Er bestellt eine Reihe von Tapas und forderte nun den schon georderten Wein. Sie genoss seine Aufmerksamkeit, seine Umsicht, seine Aura.
„Zurück zu uns“, sagte er, schaute sie direkt an und machte eine lange Pause.
„Zurück zum Fall“, er grinste. „Mein Klient hatte die E-Mail Adresse von Herrn Bock von einem Freund mit dem Hinweis bekommen, dass dahinter ein Vermögender Kunstliebhaber stecken würde. Doch ab hier wird das Ganze etwas mysteriös.“
„Weil unser Herr Bock sich eher das Playmate des Monats an die Wand hängen würde als einen echten van Gogh“, sagt sie und wunderte sich selbst über den Vergleich. Sie Lächeln in den Mundwinkeln gefiel ihr.

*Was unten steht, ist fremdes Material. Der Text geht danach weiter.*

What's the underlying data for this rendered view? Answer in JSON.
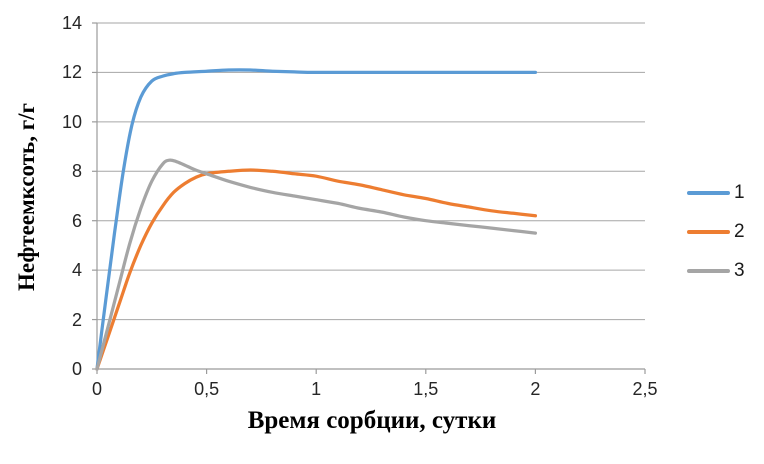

„Da ich nicht davon ausgehe, dass die Information des Freundes fehlerhaft war, und Herr Bock wohl kaum selbst der Käufer ist, habe ich verzweifelt versucht herauszufinden, ob Herr Bock nur ein Mittelsmann ist, aber ohne Erfolg.“ Er zögerte. „Warum lächeln Sie?“
„Ich frage mich, was Sie über mich herausfinden würden und ob Sie vielleicht sogar schon damit angefangen haben.“
„Sie wissen doch, ich muss über meine Beobachtungen Stillschweigen wahren.“ Sein verschmitzter Blick mache ihn zwanzig Jahre jünger.
„Wissen Sie übrigens, dass es neben dem Bild ‚Maler auf dem Weg nach Tarascon‘ noch zwei weitere van Gogh Bilder gibt, die nach Tarascon benannt sind?“
„Nein“, sagte sie erstaunt. Erstaunt nicht nur über die Tatsache, sondern über sein Wissen über van Gogh.
„Es gibt noch ein Bild einer Postkutsche, ein Bild einer Eisenbahnbrücke und eine Zeichnung, die wie eine Vorstudie zu dem eigentlich Bild gesehen werden kann.“
„Und nun gibt es sogar noch einen Drachen von Tarascon“ sagte sie und genoss seinen irritierten und interessiert Blick, in dem sicheren Wissen, dass dieses Interesse nicht nur dem Drachen galt.